McMahon Tanis, Clarke Sarah, Deschênes Mylène, Tapp Kyle, Blais Burton, Gill Alexander
Health Canada/Santé Canada, Bureau of Microbial Hazards, Ottawa, Ontario, Canada.
Canadian Food Inspection Agency/Agence canadienne d'inspection des aliments, Ottawa Laboratory Carling, Ottawa, Ontario, Canada.
Int J Food Microbiol. 2024 Jul 16;419:110744. doi: 10.1016/j.ijfoodmicro.2024.110744. Epub 2024 May 11.
Shiga toxin-producing Escherichia coli (STEC) are foodborne enteric pathogens. STEC are differentiated from other E. coli by detection of Shiga toxin (Stx) or its gene (stx). The established nomenclature of Stx identifies ten subtypes (Stx1a, Stx1c, Stxd, Stx2a to Stx2g). An additional nine subtypes have been reported and described (Stx1e, Stx2h to Stx2o). Many PCR protocols only detect a subset of Stx subtypes which limits their inclusivity. Here we describe a real-time PCR assay inclusive of the DNA sequences of representatives of all currently described Stx subtypes. A multiplex real-time PCR assay for detection of stx was developed using nine primers and four probes. Since the identification of STEC does not require differentiation of stx subtypes, the probes use the same fluorescent reporter to enable detection of multiple possible targets in a single reaction. The PCR mixture includes an internal positive control to detect inhibition of the reaction. Thus, the protocol can be performed on a two-channel real-time PCR platform. To reduce the biosafety risk inherent in the use of STEC cultures as process controls, the protocol also includes the option of a non-pathogenic E. coli transformant carrying a plasmid encoding the targeted fragment of the stx2a sequence. The inclusivity of the PCR was assessed against colonies of 137 STEC strains and one strain of Shigella dysenteriae, including strains carrying single copies of stx representing fourteen subtypes (stx1 a, c, d; stx2 a-j and o).
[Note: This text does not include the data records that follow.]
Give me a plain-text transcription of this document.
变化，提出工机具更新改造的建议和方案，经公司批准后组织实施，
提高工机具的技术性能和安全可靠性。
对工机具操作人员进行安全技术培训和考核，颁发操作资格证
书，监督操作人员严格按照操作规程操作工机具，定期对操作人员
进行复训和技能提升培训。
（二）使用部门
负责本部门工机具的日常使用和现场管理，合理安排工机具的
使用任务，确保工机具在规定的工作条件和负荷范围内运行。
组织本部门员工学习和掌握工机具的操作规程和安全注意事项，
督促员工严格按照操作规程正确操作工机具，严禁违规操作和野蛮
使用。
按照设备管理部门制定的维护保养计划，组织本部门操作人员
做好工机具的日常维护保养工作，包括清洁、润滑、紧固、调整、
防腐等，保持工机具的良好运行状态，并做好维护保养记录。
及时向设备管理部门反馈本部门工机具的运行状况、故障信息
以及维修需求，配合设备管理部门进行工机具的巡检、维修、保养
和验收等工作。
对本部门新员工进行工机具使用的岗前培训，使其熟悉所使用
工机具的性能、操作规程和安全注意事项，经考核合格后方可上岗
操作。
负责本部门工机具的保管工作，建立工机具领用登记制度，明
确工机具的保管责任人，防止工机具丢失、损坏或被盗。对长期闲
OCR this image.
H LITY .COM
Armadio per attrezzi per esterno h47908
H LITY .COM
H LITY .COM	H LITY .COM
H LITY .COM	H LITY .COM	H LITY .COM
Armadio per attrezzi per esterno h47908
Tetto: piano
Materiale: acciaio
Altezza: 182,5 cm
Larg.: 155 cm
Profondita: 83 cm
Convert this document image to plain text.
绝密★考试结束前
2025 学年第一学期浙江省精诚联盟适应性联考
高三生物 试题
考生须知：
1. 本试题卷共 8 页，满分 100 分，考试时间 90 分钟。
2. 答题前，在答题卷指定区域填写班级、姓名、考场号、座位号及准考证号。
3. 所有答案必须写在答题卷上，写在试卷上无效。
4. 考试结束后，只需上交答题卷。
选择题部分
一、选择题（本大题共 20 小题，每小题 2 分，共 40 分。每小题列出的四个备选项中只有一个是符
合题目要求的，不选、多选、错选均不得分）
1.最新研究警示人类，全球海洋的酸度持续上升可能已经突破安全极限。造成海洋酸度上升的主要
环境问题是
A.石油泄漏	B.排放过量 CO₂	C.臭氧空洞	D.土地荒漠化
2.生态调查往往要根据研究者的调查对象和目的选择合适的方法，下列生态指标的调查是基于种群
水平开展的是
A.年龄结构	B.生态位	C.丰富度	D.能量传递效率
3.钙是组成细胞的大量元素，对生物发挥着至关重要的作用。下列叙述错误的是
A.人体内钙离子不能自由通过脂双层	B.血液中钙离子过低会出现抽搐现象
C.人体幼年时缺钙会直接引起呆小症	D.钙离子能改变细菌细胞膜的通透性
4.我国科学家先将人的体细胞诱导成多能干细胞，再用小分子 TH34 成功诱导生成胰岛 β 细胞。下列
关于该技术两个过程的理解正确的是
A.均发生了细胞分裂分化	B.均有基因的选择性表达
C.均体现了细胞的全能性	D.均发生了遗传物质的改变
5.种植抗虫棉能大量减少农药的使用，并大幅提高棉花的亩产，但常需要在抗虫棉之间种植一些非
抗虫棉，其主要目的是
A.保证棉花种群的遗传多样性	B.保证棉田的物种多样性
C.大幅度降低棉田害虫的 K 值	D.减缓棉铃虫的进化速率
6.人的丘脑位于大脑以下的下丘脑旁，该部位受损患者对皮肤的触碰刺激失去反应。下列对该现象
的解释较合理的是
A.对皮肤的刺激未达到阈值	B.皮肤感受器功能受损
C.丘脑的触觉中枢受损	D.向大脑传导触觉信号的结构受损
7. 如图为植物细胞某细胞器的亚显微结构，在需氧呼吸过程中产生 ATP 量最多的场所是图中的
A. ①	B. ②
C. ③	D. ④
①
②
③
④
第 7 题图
Five additional subtypes (stx1e, 2k, 2l, 2m and 2n) were represented by E. coli transformed with plasmids encoding toxoid (enzymatically inactive A subunit) sequences. The exclusivity panel consisted of 70 bacteria, including 21 stx-negative E. coli. Suitability for food analysis was assessed with artificially inoculated ground beef, spinach, cheese, and apple cider. The real-time PCR generated positive results for all 19 stx subtypes, represented by colonies of STEC, S. dysenteriae and E. coli transformants carrying stx toxoid plasmids. Tests of exclusivity panel colonies were all negative. The real-time PCR detected the presence of stx in all inoculated food enrichments tested, and the presence of STEC was confirmed by isolation.
产志贺毒素大肠杆菌(STEC)是食源性肠道病原体。通过检测志贺毒素(Stx)或其基因(stx)可将STEC与其他大肠杆菌区分开来。已确定的Stx命名法识别出十种亚型(Stx1a、Stx1c、Stxd、Stx2a至Stx2g)。另外还报告并描述了九种亚型(Stx1e、Stx2h至Stx2o)。许多聚合酶链反应(PCR)方案仅能检测部分Stx亚型,这限制了它们的包容性。在此,我们描述了一种包含所有当前描述的Stx亚型代表DNA序列的实时PCR检测方法。使用九条引物和四条探针开发了一种用于检测stx的多重实时PCR检测方法。由于STEC的鉴定不需要区分stx亚型,因此这些探针使用相同的荧光报告基团,以便在单个反应中检测多个可能的靶标。PCR混合物包含一个内部阳性对照,以检测反应抑制情况。因此,该方案可在双通道实时PCR平台上进行。为降低使用STEC培养物作为过程对照所固有的生物安全风险,该方案还包括使用携带编码stx2a序列靶向片段质粒的非致病性大肠杆菌转化体的选项。针对137株STEC菌株和一株痢疾志贺氏菌的菌落评估了PCR的包容性,包括携带代表十四种亚型(stx1a、c、d;stx2a - j和o)的单拷贝stx的菌株。另外五种亚型(stx1e、2k、2l、2m和2n)由携带编码类毒素(酶无活性A亚基)序列质粒的大肠杆菌转化体代表。特异性检测组由70种细菌组成,包括21种stx阴性大肠杆菌。用人工接种的碎牛肉、菠菜、奶酪和苹果酒评估了该方法对食品分析的适用性。实时PCR对由STEC、痢疾志贺氏菌和携带stx类毒素质粒的大肠杆菌转化体菌落代表的所有19种stx亚型均产生了阳性结果。特异性检测组菌落的检测均为阴性。实时PCR检测到所有测试的接种食品富集物中均存在stx,并且通过分离确认了STEC的存在。